As an aside, I think that Google in this case is adding to the confusion. The evo-bio cuteness theory is generally stated as being about a system that detects facial markers that strongly differentiate babies from adults - the key ones being eyes large relative to head size, pursed mouths, round cheeks, and round chins. Some baby animals, when viewed up close in Google, display some of these characteristics. In the wild, however, baby animals are almost never seen up close, and even when they are, they trigger the facial recognition systems only in dribs and drabs, like bad CG.

Comment author: George 24 February 2010 01:23:39AM 2 points [-]

"I can't think of very many cases in which people endanger themselves or their reproductive chances for the sake of cute animals." A) Drivers swerving to avoid cats and bunnies etc. B) All the warnings about leaving bear cubs alone. I can think of non-cuteness explanations that probably cover some part of each but it seems idle to reject any role for cuteness in those survivability risks.

Comment author: iii 21 October 2012 05:38:05PM *  5 points [-]

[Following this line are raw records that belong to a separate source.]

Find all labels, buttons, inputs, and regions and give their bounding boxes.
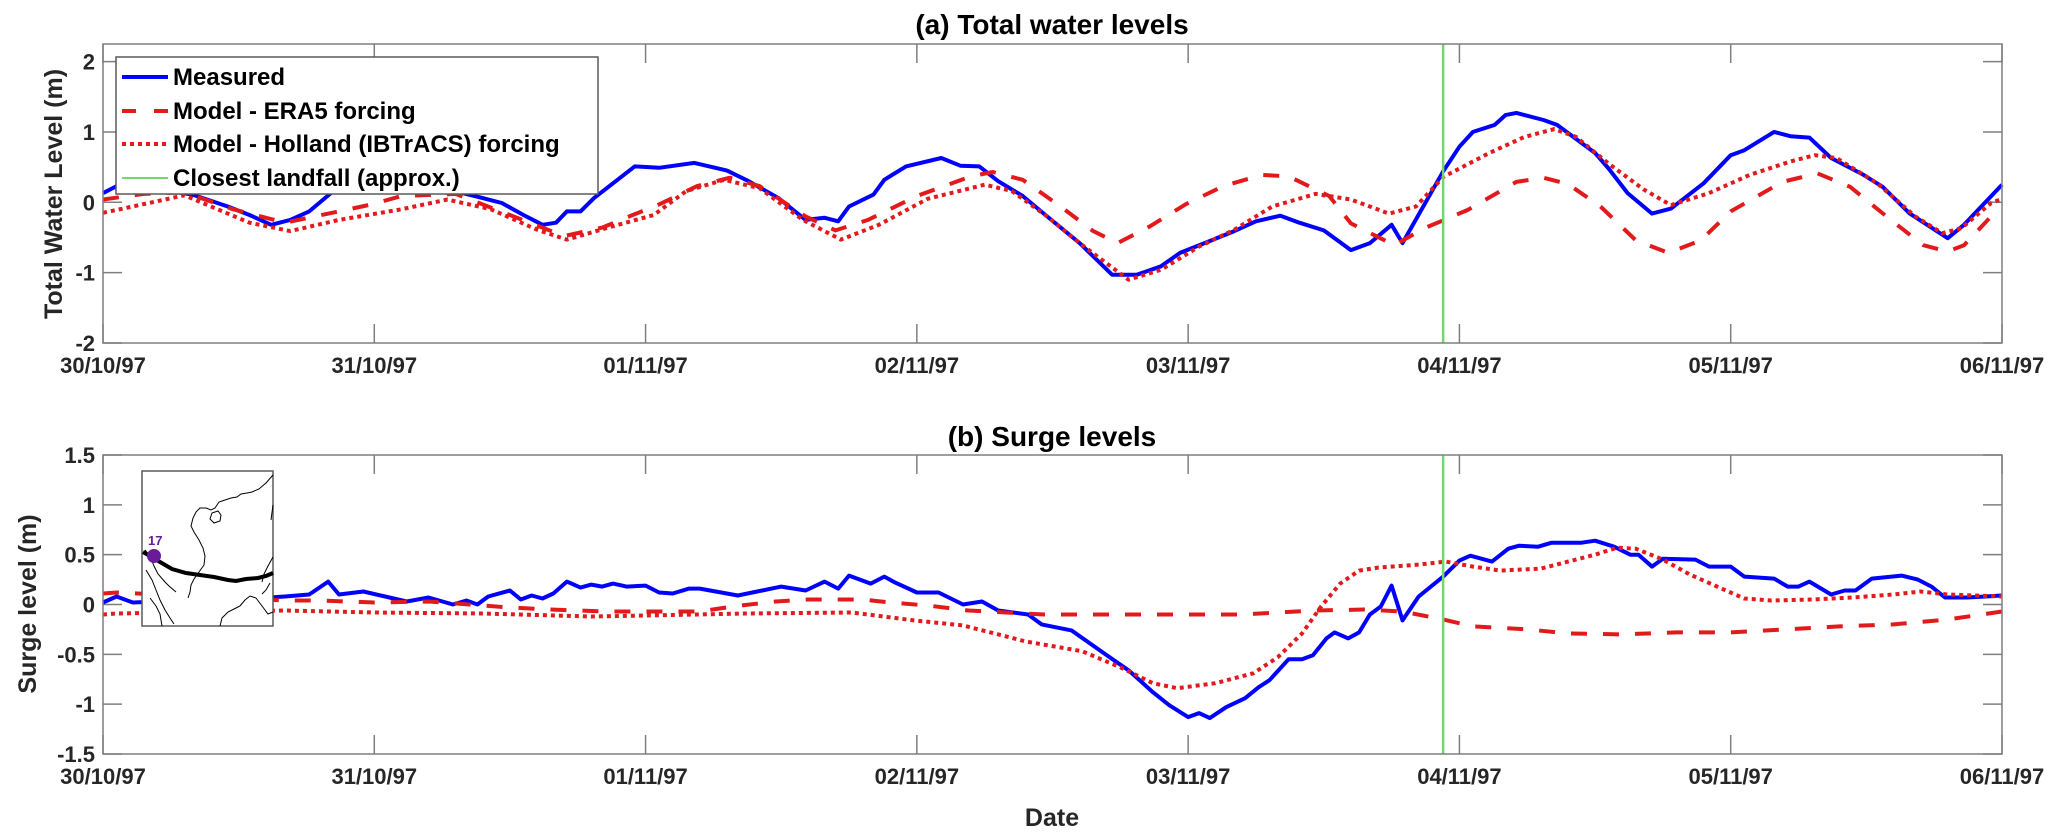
coastline-philippines-2 bbox=[261, 582, 271, 595]
coastline bbox=[144, 474, 274, 627]
ytick-label: 0 bbox=[83, 190, 95, 215]
ytick-label: 0 bbox=[83, 593, 95, 618]
ytick-label: 1 bbox=[83, 120, 95, 145]
xtick-label: 05/11/97 bbox=[1688, 764, 1772, 789]
panel-a-title: (a) Total water levels bbox=[915, 9, 1188, 40]
legend-box bbox=[115, 56, 599, 195]
panel-total-water-levels: (a) Total water levels Total Water Level… bbox=[40, 9, 2044, 378]
series-model-holland-ibtracs-forcing bbox=[102, 545, 2003, 691]
xtick-label: 01/11/97 bbox=[603, 353, 687, 378]
xtick-label: 03/11/97 bbox=[1146, 764, 1230, 789]
panel-b-frame bbox=[102, 454, 2003, 755]
xtick-label: 30/10/97 bbox=[60, 764, 146, 789]
xtick-label: 30/10/97 bbox=[60, 353, 146, 378]
xtick-label: 06/11/97 bbox=[1960, 353, 2044, 378]
ytick-label: 1 bbox=[83, 493, 95, 518]
legend-label: Measured bbox=[173, 64, 285, 91]
legend-entry-era5: Model - ERA5 forcing bbox=[122, 98, 416, 125]
legend-entry-landfall: Closest landfall (approx.) bbox=[122, 165, 460, 192]
ytick-label: -2 bbox=[75, 331, 95, 356]
panel-b-xlabel: Date bbox=[1025, 804, 1079, 832]
xtick-label: 05/11/97 bbox=[1688, 353, 1772, 378]
ytick-label: -1 bbox=[75, 261, 95, 286]
series-measured bbox=[102, 538, 2003, 721]
series-model-era5-forcing bbox=[102, 590, 2003, 637]
panel-a-frame bbox=[102, 43, 2003, 344]
station-label: 17 bbox=[148, 533, 162, 548]
ytick-label: -1 bbox=[75, 692, 95, 717]
xtick-label: 02/11/97 bbox=[875, 764, 959, 789]
ytick-label: -0.5 bbox=[57, 642, 95, 667]
legend-label: Closest landfall (approx.) bbox=[173, 165, 460, 192]
panel-b-series bbox=[102, 538, 2003, 721]
panel-a-series bbox=[102, 110, 2004, 282]
legend: Measured Model - ERA5 forcing Model - Ho… bbox=[115, 56, 599, 195]
legend-entry-measured: Measured bbox=[122, 64, 285, 91]
xtick-label: 06/11/97 bbox=[1960, 764, 2044, 789]
panel-a-yticks: -2 -1 0 1 2 bbox=[75, 50, 2002, 356]
coastline-china-vietnam bbox=[187, 474, 274, 599]
coastline-peninsula bbox=[145, 569, 175, 625]
xtick-label: 02/11/97 bbox=[875, 353, 959, 378]
panel-b-yticks: -1.5 -1 -0.5 0 0.5 1 1.5 bbox=[57, 443, 2002, 767]
panel-surge-levels: (b) Surge levels Surge level (m) Date -1… bbox=[14, 421, 2044, 832]
coastline-taiwan bbox=[270, 504, 274, 521]
panel-a-xticks: 30/10/97 31/10/97 01/11/97 02/11/97 03/11/97… bbox=[60, 44, 2044, 378]
ytick-label: 1.5 bbox=[64, 443, 95, 468]
xtick-label: 31/10/97 bbox=[331, 353, 417, 378]
legend-label: Model - ERA5 forcing bbox=[173, 98, 416, 125]
ytick-label: 2 bbox=[83, 50, 95, 75]
coastline-hainan bbox=[209, 510, 222, 524]
inset-frame bbox=[141, 470, 274, 627]
xtick-label: 04/11/97 bbox=[1417, 353, 1501, 378]
station-marker bbox=[147, 549, 161, 563]
xtick-label: 01/11/97 bbox=[603, 764, 687, 789]
panel-b-ylabel: Surge level (m) bbox=[14, 514, 42, 693]
panel-a-ylabel: Total Water Level (m) bbox=[40, 69, 68, 319]
coastline-borneo bbox=[219, 595, 274, 627]
series-model-era5-forcing bbox=[102, 170, 2004, 255]
inset-map: 17 bbox=[141, 470, 274, 627]
legend-entry-holland: Model - Holland (IBTrACS) forcing bbox=[122, 131, 560, 158]
xtick-label: 31/10/97 bbox=[331, 764, 417, 789]
panel-b-title: (b) Surge levels bbox=[948, 421, 1157, 452]
ytick-label: -1.5 bbox=[57, 742, 95, 767]
panel-b-xticks: 30/10/97 31/10/97 01/11/97 02/11/97 03/11/97… bbox=[60, 455, 2044, 789]
xtick-label: 03/11/97 bbox=[1146, 353, 1230, 378]
series-model-holland-ibtracs-forcing bbox=[102, 127, 2003, 282]
legend-label: Model - Holland (IBTrACS) forcing bbox=[173, 131, 560, 158]
ytick-label: 0.5 bbox=[64, 543, 95, 568]
xtick-label: 04/11/97 bbox=[1417, 764, 1501, 789]
coastline-west bbox=[149, 597, 163, 627]
storm-track bbox=[142, 550, 274, 584]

I think that any situation that could not have occurred prior to the 20. century can be discarded out of hand when discussing the evolutionary roots of human behavior.

Comment author: [deleted] 21 October 2012 10:32:20PM 2 points [-]

<nitpick>In English it's not idiomatic to write ordinal numbers by adding a full stop after the cardinal, as it is in German. Normally one writes “20th” (with the “th” optionally superscripted).</nitpick>

Comment author: RobbBB 12 December 2012 02:16:15AM 0 points [-]

Interesting, I wasn't aware of the German convention. It seems slightly better; formulations like '1st' (1 stands for 'fir'?) and '2nd' (2 stands for 'seco'?) and '3rd' (3 stands for 'thi'?) never made much sense.

Comment author: [deleted] 12 December 2012 12:04:36PM 2 points [-]

Interesting, I wasn't aware of the German convention. It seems slightly better;

As for me, I dislike stuff that looks like the end of a sentence but actually isn't or vice versa, so I feel very uneasy when I have to use something ending with a full stop (e.g. “etc.”) immediately followed by something starting with a capital letter (e.g. “I” or a proper name), and I try to avoid that by reworking punctuation to make it clear whether or not I'm starting a new sentence. (Even in iii's comment where “century” starts with a lowercase letter, some part of my brain alieves that there are two separate sentences.)